Citadel: The Story of the United States Senate
- Author: William S. White
- Subject: Politics
- Published: 1957
- Publisher: Harper
- OCLC: 422279187

= Citadel (1957 book) =

Citadel: The Story of the United States Senate is a nonfiction book about the United States Senate by journalist William S. White, published in 1957. White's book was the first to make public how skilled the Southern senators were at utilizing every procedural mechanism the chamber had to offer. It spent 11 weeks on The New York Times best seller list for nonfiction.

== Summary ==
Citadel describes the creation of the United States Senate, which he refers to as "the Institution", and exposes how it operates behind the scenes with its emphasis on tradition and hierarchy. White credits the Senate with maintaining the two-party system in the United States.

In contrast to the popular conception of 100 equal senators, White argues that there is a controlling elite within the Senate that he calls the "Inner Club", dominated by senators from the Southern United States.

Those who belong to it express, consciously or consciously, the deepest instincts and prejudices of the Senate type, a man for whom the Institution is a career in itself, a life in itself and an end in itself.

Senate committees at the time were powerful and committee chairs were extremely influential. (Note: The Legislative Reorganization Act of 1970 reformed the procedures and regulations of committees.) Citadel praises the stability and compromise promoted by southern Democrats, many of whom controlled important committees.

Citadel identifies flaws in the Senate, such as its failure to defend liberal values, abuses of power by individuals, and its arrogance toward the House of Representatives and the Executive branch.

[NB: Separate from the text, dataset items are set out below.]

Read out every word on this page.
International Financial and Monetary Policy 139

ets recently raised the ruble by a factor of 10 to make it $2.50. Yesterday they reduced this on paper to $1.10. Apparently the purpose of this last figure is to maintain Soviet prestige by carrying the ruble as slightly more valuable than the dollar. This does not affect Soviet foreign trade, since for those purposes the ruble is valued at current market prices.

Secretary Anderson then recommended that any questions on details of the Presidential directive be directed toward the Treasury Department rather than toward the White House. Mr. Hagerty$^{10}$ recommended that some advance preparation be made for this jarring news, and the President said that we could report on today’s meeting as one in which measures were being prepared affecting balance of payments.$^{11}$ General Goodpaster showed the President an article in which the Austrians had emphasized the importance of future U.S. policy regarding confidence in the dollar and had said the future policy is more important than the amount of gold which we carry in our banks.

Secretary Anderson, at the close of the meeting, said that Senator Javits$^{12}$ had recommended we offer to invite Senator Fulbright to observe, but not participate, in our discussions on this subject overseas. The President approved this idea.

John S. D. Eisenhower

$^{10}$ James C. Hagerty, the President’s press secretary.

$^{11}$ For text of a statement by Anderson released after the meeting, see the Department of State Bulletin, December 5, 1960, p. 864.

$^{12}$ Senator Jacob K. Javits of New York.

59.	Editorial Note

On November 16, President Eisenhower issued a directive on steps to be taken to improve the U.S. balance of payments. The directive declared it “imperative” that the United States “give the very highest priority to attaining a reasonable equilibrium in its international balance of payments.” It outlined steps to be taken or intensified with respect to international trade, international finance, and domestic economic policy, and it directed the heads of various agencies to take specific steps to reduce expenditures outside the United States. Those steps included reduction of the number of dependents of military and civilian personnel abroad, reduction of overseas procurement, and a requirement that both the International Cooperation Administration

It also criticizes the Senate's use of investigating committees, saying that the practice usurps the power of grand juries established by the Fifth Amendment to the United States Constitution.

== Reception ==
Writing in The New York Times, Orville Prescott gave it a positive review, calling it a "brisk and brightly written book". Reviewer James G. Wharton notes that White "sees the senate as an American institution that resists change, and in resisting, preserves some of the more stalwart virtus of qualitative democracy." In The Virginian-Pilot, the reviewer concludes that Citadel is "a book that is a pleasure to read, quite apart from its deeper significance as a study of the Senate". The reviewer for the Clarion-Ledger wrote "The tradition-bound Senate stands as a symbol to our democratic way of life and the reader will be the gainer with a clearer understanding of the inner workings of the upper hose after a close examination of Citadel."

On the Senate floor, George Smathers said of the recently published book that it was "incisive in recognizing the supersedence of common good over partisanship". John F. Kennedy, a senator at the time, wrote in New Leader magazine that Citadels "picture does not have the detachment of a photograph, it is so much the better for being a painting with the interpretation and flavoring that a talented and sensitive artist can bring to such work. Mr. White may not love all senators, but he loves the Senate, and this affection regard shines through his work."